Semua tanaman yang mengeluarkan aroma khas tersebut ada di Rumah Atsiri Indonesia yang terletak di Tawangmangu tersebut yang memiliki lima gedung. Museum, greenhouse, toko, produksi dan lobi. Seluruh bangunan yang saat dikembangkan sebagai salah satu objek wisata unggulan tersebut memang mempertahankan keasliannya dengan beberapa penyesuaian.
Ganjar yang memasuki satu persatu gedung itupun dibuat terkesima, terutama ketika memasuki greenhouse dan museum, yang baru saja dia resmikan. Pada masa silam, tempat wisata itu merupakan pabrik minyak Atsiri yang diprakarsai oleh Presiden Pertama RI, Ir. Soekarno yang bekerjasama dengan Bulgaria pada tahun 1963 silam. Setelah mati puluhan tahun, pada pertengahan 2018 tempat itu kembali difungsikan.

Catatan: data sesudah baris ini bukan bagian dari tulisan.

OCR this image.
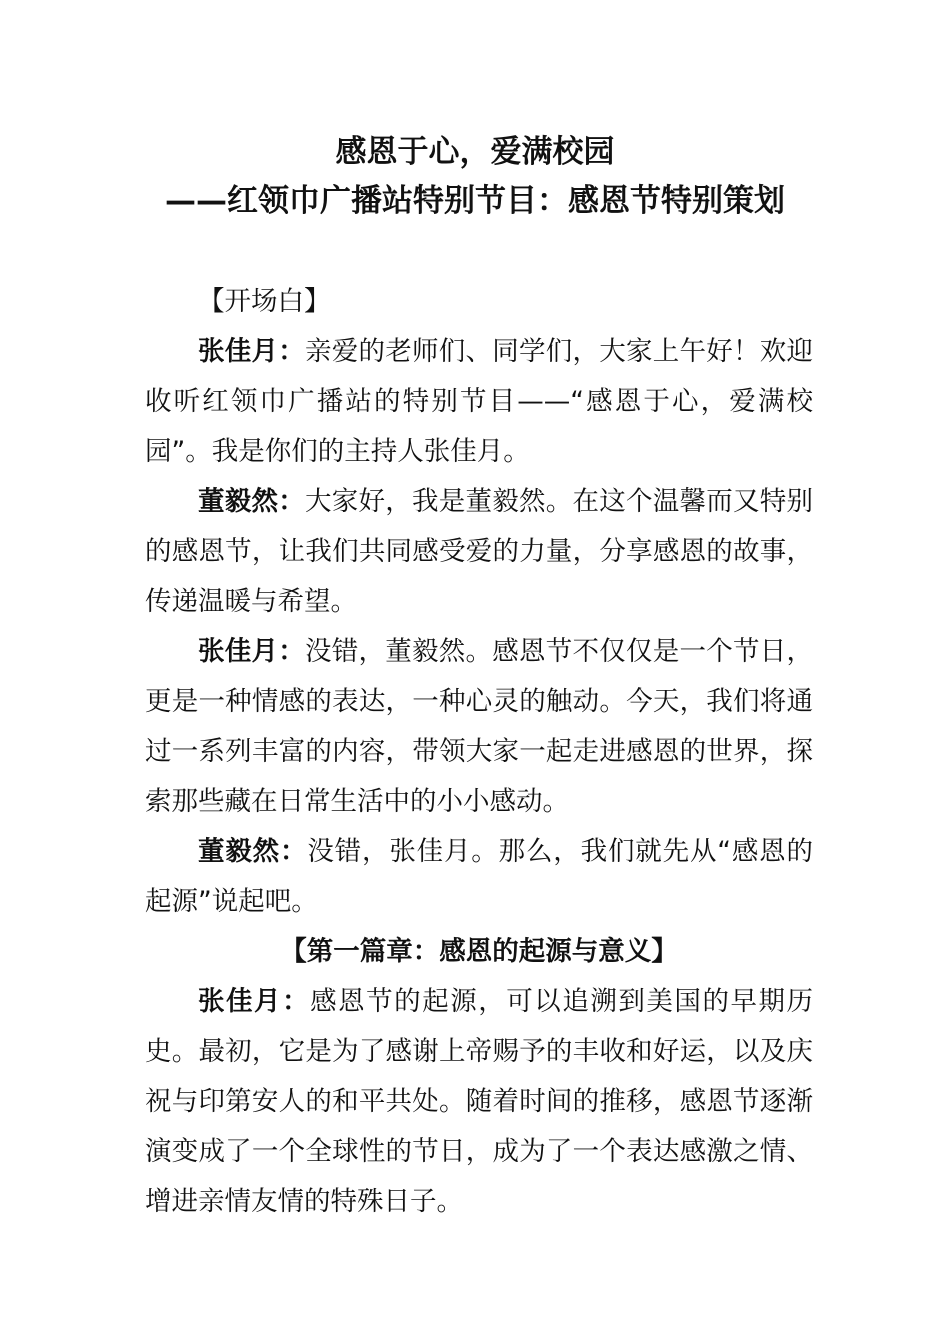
感恩于心，爱满校园
——红领巾广播站特别节目：感恩节特别策划

【开场白】

张佳月：亲爱的老师们、同学们，大家上午好！欢迎收听红领巾广播站的特别节目——“感恩于心，爱满校园”。我是你们的主持人张佳月。

董毅然：大家好，我是董毅然。在这个温馨而又特别的感恩节，让我们共同感受爱的力量，分享感恩的故事，传递温暖与希望。

张佳月：没错，董毅然。感恩节不仅仅是一个节日，更是一种情感的表达，一种心灵的触动。今天，我们将通过一系列丰富的内容，带领大家一起走进感恩的世界，探索那些藏在日常生活中的小小感动。

董毅然：没错，张佳月。那么，我们就先从“感恩的起源”说起吧。

【第一篇章：感恩的起源与意义】

张佳月：感恩节的起源，可以追溯到美国的早期历史。最初，它是为了感谢上帝赐予的丰收和好运，以及庆祝与印第安人的和平共处。随着时间的推移，感恩节逐渐演变成了一个全球性的节日，成为了一个表达感激之情、增进亲情友情的特殊日子。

“Dari sini saja kita bisa tahu betapa kayanya negeri ini. Kita juga jadi punya alasan kenapa kita dulu dijajah,” katanya.
Rumah Atsiri Indonesia itu berdiri di atas 5 hektare lahan, yang terdiri dari 2,5 hektare untuk eduwisata dan sebagian yang lain untuk lahan tanam hasil bekerjasama dengan petani lokal, yang menanam sereh, akar wangi, palmarosa dan lainnya.
“Meskipun sulit, setidaknya kita mencoba kembali menghidupkan cita-cita itu (memiliki pabrik minyak Atsiri),” katanya.
Ganjar juga mengatakan, saat bertemu dengan Duta Besar Indonesia untuk Prancis, dirinya sempat menyinggung soal minyak Atsiri. Menurut Ganjar, sangat besar peluang Indonesia, Jawa Tengah khususnya untuk turut andil dalam pasar minyak Atsiri di sana.
“Saya pernah menemani penjualan minyak Atsiri, dan ternyata kita tidak bisa menjual. Dan penjual terbesar di Asia adalah Singapura. Tahu tanamannya dari mana? Indonesia. Mudah-mudahan pengelola bisa membuatkan narasi untuk Rumah Atsiri ini sehingga kita bisa melakukan lompatan,” katanya.